Berdasarkan perkembangan terbaru, masa transisi atau uji coba sistem pelaporan ekspor satu pintu ini dijadwalkan mulai berlaku pada 1 Juni 2026. Selanjutnya, pemerintah menargetkan implementasi penuh (full implementation) berjalan efektif pada 1 Januari 2027. Kebijakan ini dirancang untuk mengonsolidasikan komoditas unggulan seperti kelapa sawit, batu bara, dan besi agar memiliki daya tawar yang lebih kuat di pasar global sekaligus meminimalisasi potensi pelarian devisa.

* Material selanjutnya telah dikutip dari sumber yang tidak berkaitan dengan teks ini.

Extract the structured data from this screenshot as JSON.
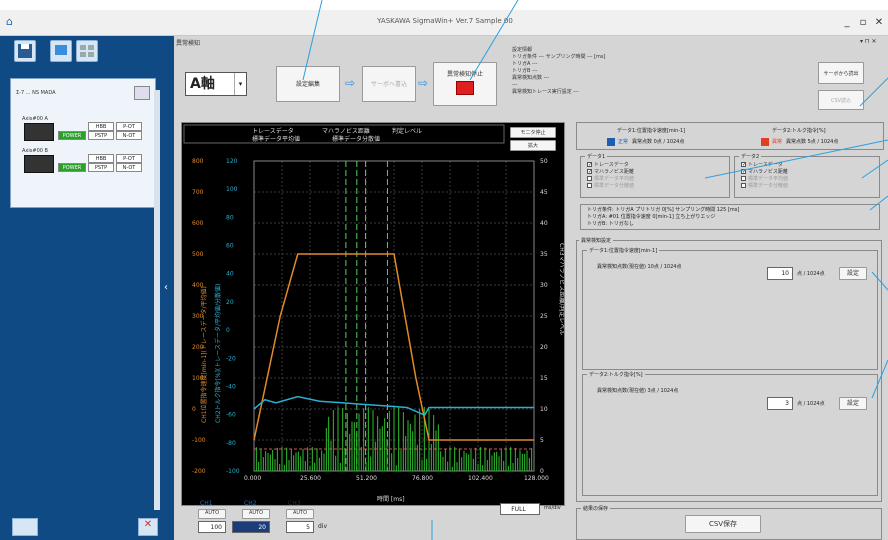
{
  "window": {
    "title": "YASKAWA SigmaWin+ Ver.7 Sample 00",
    "min": "_",
    "max": "▫",
    "close": "✕"
  },
  "sidebar": {
    "device_title": "Σ-7 ... NS MADA",
    "axis_a": {
      "label": "Axis#00 A",
      "power": "POWER",
      "hbb": "HBB",
      "potl": "P-OT",
      "pstp": "PSTP",
      "notl": "N-OT"
    },
    "axis_b": {
      "label": "Axis#00 B",
      "power": "POWER",
      "hbb": "HBB",
      "potl": "P-OT",
      "pstp": "PSTP",
      "notl": "N-OT"
    }
  },
  "main": {
    "title": "異常検知",
    "axis_select": "A軸",
    "btn_settings": "設定編集",
    "btn_read": "サーボへ書込",
    "btn_stop": "異常検知停止",
    "info": {
      "header": "設定情報",
      "line1": "トリガ条件 ---   サンプリング時間 --- [ms]",
      "line2": "トリガA ---",
      "line3": "トリガB ---",
      "line4": "異常検知点数 ---",
      "line5": "---",
      "line6": "異常検知トレース実行設定 ---"
    },
    "btn_read_servo": "サーボから読出",
    "btn_csv_read": "CSV読込"
  },
  "chart": {
    "btn_monitor_stop": "モニタ停止",
    "btn_zoom": "拡大",
    "legend1": "トレースデータ",
    "legend2": "マハラノビス距離",
    "legend3": "判定レベル",
    "legend4": "標準データ平均値",
    "legend5": "標準データ分散値",
    "xlabel": "時間 [ms]",
    "ylabel_left": "CH1位置指令速度[min-1](トレースデータ/平均値)",
    "ylabel_left2": "CH2トルク指令[%](トレースデータ/平均値/分散値)",
    "ylabel_right": "CH3マハラノビス距離/判定レベル"
  },
  "chart_data": {
    "type": "line",
    "x_ticks": [
      "0.000",
      "25.600",
      "51.200",
      "76.800",
      "102.400",
      "128.000"
    ],
    "y1_ticks": [
      "-200",
      "-100",
      "0",
      "100",
      "200",
      "300",
      "400",
      "500",
      "600",
      "700",
      "800"
    ],
    "y2_ticks": [
      "-100",
      "-80",
      "-60",
      "-40",
      "-20",
      "0",
      "20",
      "40",
      "60",
      "80",
      "100",
      "120"
    ],
    "y3_ticks": [
      "0",
      "5",
      "10",
      "15",
      "20",
      "25",
      "30",
      "35",
      "40",
      "45",
      "50"
    ],
    "xlim": [
      0,
      128
    ],
    "y1lim": [
      -200,
      800
    ],
    "y3lim": [
      0,
      50
    ],
    "series": [
      {
        "name": "位置指令速度",
        "color": "#e08a2a",
        "x": [
          0,
          12,
          20,
          64,
          74,
          80,
          128
        ],
        "y": [
          -100,
          300,
          500,
          500,
          100,
          -100,
          -100
        ]
      },
      {
        "name": "トルク指令",
        "color": "#2ab0d0",
        "x": [
          0,
          5,
          10,
          20,
          30,
          40,
          50,
          60,
          70,
          78,
          80,
          128
        ],
        "y": [
          0,
          30,
          20,
          40,
          25,
          20,
          15,
          10,
          5,
          -20,
          5,
          5
        ]
      }
    ],
    "vlines_x": [
      42,
      47,
      51,
      61
    ]
  },
  "bottom": {
    "ch1": "CH1",
    "ch2": "CH2",
    "ch3": "CH3",
    "auto": "AUTO",
    "ch1_val": "100",
    "ch2_val": "20",
    "ch3_val": "5",
    "div": "div",
    "time_scale": "FULL",
    "time_unit": "ms/div"
  },
  "right": {
    "data1_title": "データ1:位置指令速度[min-1]",
    "data2_title": "データ2:トルク指令[%]",
    "status1": "正常",
    "status1_text": "異常点数 0点 / 1024点",
    "status2": "異常",
    "status2_text": "異常点数 5点 / 1024点",
    "g1": "データ1",
    "g2": "データ2",
    "g1_items": [
      "トレースデータ",
      "マハラノビス距離",
      "標準データ平均値",
      "標準データ分散値"
    ],
    "g2_items": [
      "トレースデータ",
      "マハラノビス距離",
      "標準データ平均値",
      "標準データ分散値"
    ],
    "trig_line1": "トリガ条件: トリガA   プリトリガ 0[%]   サンプリング時間 125 [ms]",
    "trig_line2": "トリガA: #01 位置指令速度 0[min-1] 立ち上がりエッジ",
    "trig_line3": "トリガB: トリガなし",
    "detect_title": "異常検知設定",
    "sub1": "データ1:位置指令速度[min-1]",
    "sub1_row": "異常検知点数(現在値)   10点 / 1024点",
    "sub1_input": "10",
    "sub1_unit": "点 / 1024点",
    "sub1_btn": "設定",
    "sub2": "データ2:トルク指令[%]",
    "sub2_row": "異常検知点数(現在値)   3点 / 1024点",
    "sub2_input": "3",
    "sub2_unit": "点 / 1024点",
    "sub2_btn": "設定",
    "save_title": "結果の保存",
    "save_btn": "CSV保存"
  }
}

Namun, pergerakan instrumen keuangan di dalam negeri justru memperlihatkan respons yang berlawanan arah. Sepanjang periode berjalan dari awal Januari hingga akhir Mei 2026, arus modal keluar dari investor luar negeri (net foreign sell) di pasar reguler Bursa Efek Indonesia tercatat telah menembus angka Rp56,46 triliun. Aksi jual yang cukup masif ini turut memberikan tekanan langsung pada pergerakan Indeks Harga Saham Gabungan (IHSG) serta nilai tukar mata uang domestik.
Hingga pertengahan minggu ini, tepatnya per tanggal 26 Mei 2026, posisi nilai tukar rupiah terpantau bertengger di kisaran Rp17.835 per dolar Amerika Serikat berdasarkan fluktuasi pasar finansial global. Pelemahan ini terjadi di tengah berbagai upaya intervensi pasar yang terus dilakukan oleh otoritas moneter, termasuk melalui penyesuaian suku bunga acuan (BI-Rate) dan pembelian obligasi di pasar sekunder untuk menjaga stabilitas makroekonomi.

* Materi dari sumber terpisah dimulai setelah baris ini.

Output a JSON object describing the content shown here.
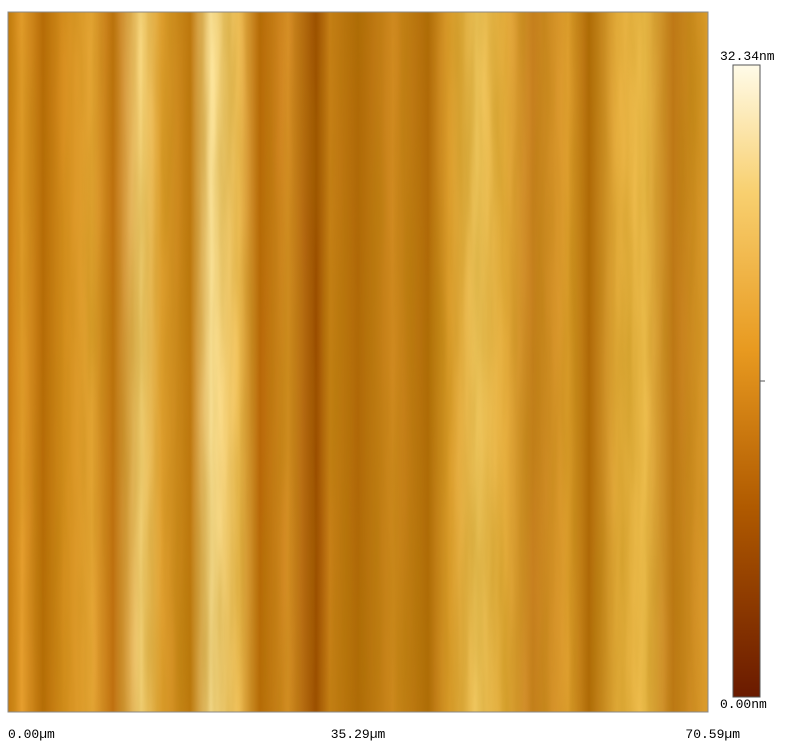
{
  "x_axis": {
    "labels": [
      "0.00µm",
      "35.29µm",
      "70.59µm"
    ]
  },
  "colorbar": {
    "max_label": "32.34nm",
    "min_label": "0.00nm"
  }
}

Di sisi lain, narasi mengenai ketertarikan dana abadi global (Sovereign Wealth Fund) terhadap komoditas Indonesia kembali mengemuka. Salah satunya melibatkan Government Pension Fund Global milik Norwegia, yang dikenal aktif mengalokasikan investasi jangka panjang pada sektor-sektor strategis dunia. Meskipun aliran modal portofolio jangka pendek di pasar saham domestik sedang mengalami tekanan dari aksi ambil untung investor asing, investasi langsung pada sektor riil komoditas Indonesia dinilai tetap memiliki daya tarik tersendiri. Kondisi ini dipicu oleh kebutuhan industri global terhadap bahan baku berkelanjutan yang diproduksi oleh Indonesia.

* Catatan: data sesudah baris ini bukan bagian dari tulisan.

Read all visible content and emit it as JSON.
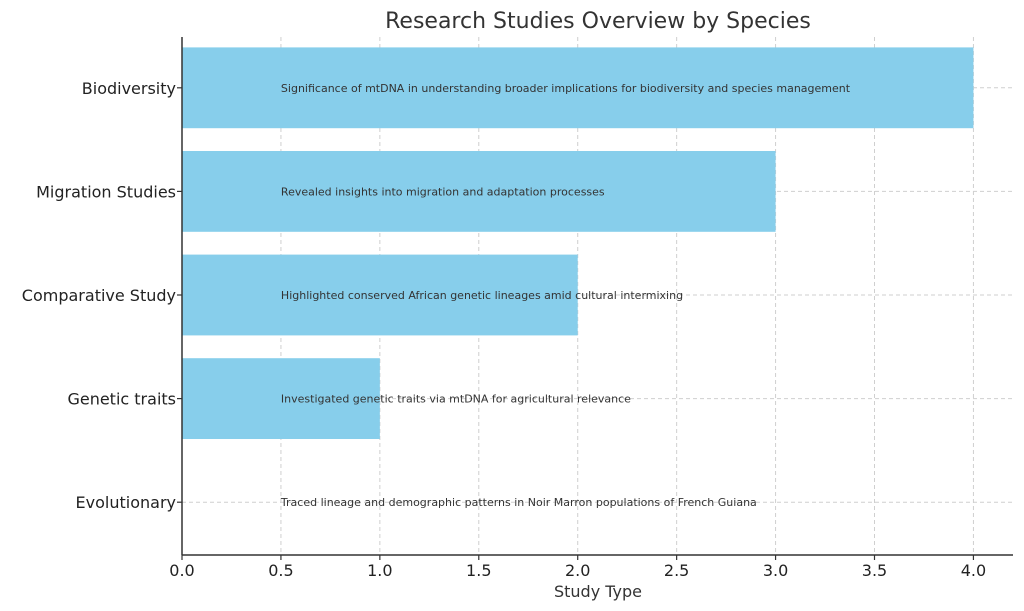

Langkah penataan ekspor melalui Danantara diharapkan mampu menjadi jangkar baru bagi perekonomian nasional dalam jangka panjang. Ketika sistem satu pintu ini berjalan optimal, pemerintah optimistis pengawasan terhadap penerimaan negara dan pemantauan devisa hasil ekspor akan menjadi jauh lebih transparan.
Transparansi dan kepastian hukum inilah yang nantinya diharapkan mampu mengembalikan kepercayaan investor global, sehingga arus modal kembali masuk ke pasar keuangan dalam negeri dan membantu memperkokoh posisi nilai tukar rupiah di masa mendatang.